J’ai critiqué la courte distance entre les rues De Bleury et Clark, mais mon objectif était surtout de faire comprendre aux dirigeants de la LPHF que Montréal était prête à célébrer ce championnat en grand. Les joueuses méritent le même traitement que celui qu’on a accordé aux équipes championnes masculines dans le passé, qu’il s’agisse du Canadien ou des Alouettes.

Il faut que la ligue comprenne que ce qu’elle a vu au Minnesota ne représente pas la norme. Montréal a prouvé samedi qu’une équipe féminine championne peut susciter une mobilisation populaire digne des grandes célébrations sportives de la ville.

Montréal ne remportera pas la coupe chaque année, bien sûr.

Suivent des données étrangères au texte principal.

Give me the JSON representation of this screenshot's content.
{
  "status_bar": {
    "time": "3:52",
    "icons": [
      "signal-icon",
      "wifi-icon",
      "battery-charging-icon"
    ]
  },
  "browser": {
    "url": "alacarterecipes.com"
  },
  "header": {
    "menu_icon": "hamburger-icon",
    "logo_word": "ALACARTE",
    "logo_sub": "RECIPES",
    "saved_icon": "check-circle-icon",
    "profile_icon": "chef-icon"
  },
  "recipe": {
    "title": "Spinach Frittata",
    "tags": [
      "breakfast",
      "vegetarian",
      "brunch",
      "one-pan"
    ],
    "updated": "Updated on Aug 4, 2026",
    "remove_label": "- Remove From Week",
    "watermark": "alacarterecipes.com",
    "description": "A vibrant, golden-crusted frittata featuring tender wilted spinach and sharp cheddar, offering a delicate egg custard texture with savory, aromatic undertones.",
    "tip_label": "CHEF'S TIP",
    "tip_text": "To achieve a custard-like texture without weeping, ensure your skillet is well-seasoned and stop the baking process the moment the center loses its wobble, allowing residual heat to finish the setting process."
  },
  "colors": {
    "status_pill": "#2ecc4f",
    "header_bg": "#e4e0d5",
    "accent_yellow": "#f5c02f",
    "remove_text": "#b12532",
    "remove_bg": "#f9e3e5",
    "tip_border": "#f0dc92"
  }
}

Mais les images de cette célébration ont été reprises par les plus grands médias partout en Amérique du Nord.

Alors qui sait ? Elles inspireront peut-être les partisans d’autres villes à célébrer leurs championnes avec le même enthousiasme lorsque leur tour viendra.

La prochaine fois, je veux voir un défilé qui s’étend sur 10 ou 15 rues. Je veux voir 25 000, 30 000, voire 40 000 personnes envahir le centre-ville de Montréal pour célébrer leurs héroïnes.

Si la journée de samedi nous a appris quelque chose, c’est qu’il ne faut pas avoir peur de voir grand.

Comme l’a lancé Ann-Renée Desbiens :

« Continuez de rêver plus ! »

Dans les notes de mon iPhone

· Outre les partisans, j’y ai croisé plusieurs visages familiers, dont Mélanie Desrochers, ancienne championne de la coupe Clarkson avec les Canadiennes, ainsi que Kayla Tutino, une Montréalaise qui a représenté l’Italie aux Jeux olympiques et qui était présente pour soutenir Nadia Mattivi, loin de sa famille en ces jours de célébration. Samantha Isbell, retranchée par la Victoire à la toute fin de la saison, était également sur place. J’espère d’ailleurs qu’elle recevra, tout comme Kelly-Ann Nadeau, une bague de championnat.

· Pendant que l’autobus se dirigeait vers le site des célébrations, Mitsou et Ya Cetidon ont offert une prestation musicale, interprétant notamment « C’est chaud », la chanson que Mitsou avait déjà chantée à la Place Bell lors de la série contre Ottawa. Une vidéo mettant en vedette plusieurs personnalités, dont Roch Voisine, Patrice Bélanger et Ariane Moffatt, a également été diffusée sur l’écran géant afin de féliciter l’équipe.

· Comme le départ se faisait à partir de l’Auditorium de Verdun, l’autobus a d’abord emprunté la rue Wellington avant de se diriger vers le centre-ville, où de nombreux partisans et partisanes s’étaient aussi massés pour saluer les championnes.